Hey! I “sit” too! I am sorry to hear that you have a sickie at your house and that “she sad!” and all. We just got home from school and it is 8:35 pm. We went from school, to swimming, to my sister’s to pick up a lamp, to McDonald’s….ate in the car, to the PTSA meeting at school and (finally!) home again. I TIRED. I loved your post, it made me laugh out loud :)**
**and congratulations (!!!!) on your new sexy computer. How FUN!
Just the thought of the “I SAD” made me smile with empathy and want to swoop over and give you such a hug. Poor little sick kid!
Honestly, the stuff you manage to come up with when you say you’re a tangled snarl of “I got nothing” is nothing short of amazing. Shoot some of that my way, chickie! LOVE!
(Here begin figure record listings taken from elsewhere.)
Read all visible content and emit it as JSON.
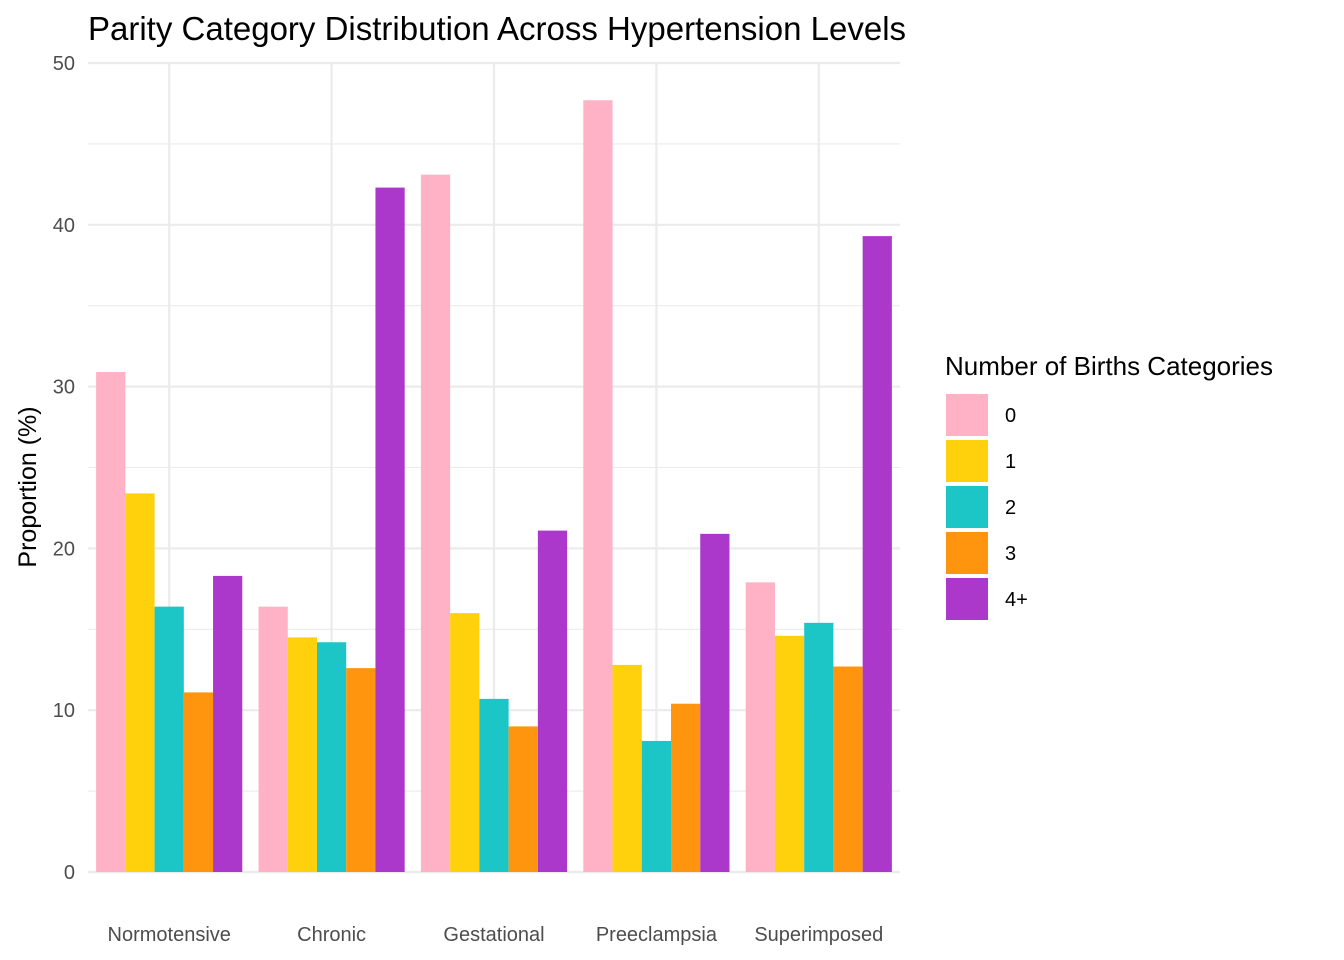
{
  "chart_data": {
    "type": "bar",
    "title": "Parity Category Distribution Across Hypertension Levels",
    "xlabel": "",
    "ylabel": "Proportion (%)",
    "ylim": [
      0,
      50
    ],
    "yticks": [
      0,
      10,
      20,
      30,
      40,
      50
    ],
    "grid": true,
    "legend_position": "right",
    "legend_title": "Number of Births Categories",
    "categories": [
      "Normotensive",
      "Chronic",
      "Gestational",
      "Preeclampsia",
      "Superimposed"
    ],
    "series": [
      {
        "name": "0",
        "color": "#FFB1C6",
        "values": [
          30.9,
          16.4,
          43.1,
          47.7,
          17.9
        ]
      },
      {
        "name": "1",
        "color": "#FFD10D",
        "values": [
          23.4,
          14.5,
          16.0,
          12.8,
          14.6
        ]
      },
      {
        "name": "2",
        "color": "#1CC6C6",
        "values": [
          16.4,
          14.2,
          10.7,
          8.1,
          15.4
        ]
      },
      {
        "name": "3",
        "color": "#FF950E",
        "values": [
          11.1,
          12.6,
          9.0,
          10.4,
          12.7
        ]
      },
      {
        "name": "4+",
        "color": "#AB38CB",
        "values": [
          18.3,
          42.3,
          21.1,
          20.9,
          39.3
        ]
      }
    ]
  }
}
Love the footnotes! Love the idea of having a sexy new computer. Love the way you describe your brain and the thoughts that come from it. I have those days too, only not with a “I SAD” two year old clinging, but rather with a fuzzy kitty who won’t let me out of his sight and gives me a “why are you moving” look whenever I get off the couch.
Thanks for the laughter!!
Here it is, days later, and so I know you’re over your mully grubs, but I am just too excited over your new, well earned computer! Cooperative technology just makes life a little easier.
And for many, many thousands of fans, purple and yellow go together quite well (LSU). I am non sporty, I can’t believe I thought of that, but take it as an assurance that your brain isn’t too wonky after all. 🙂
I have so been there. YERPLE. The perfect description.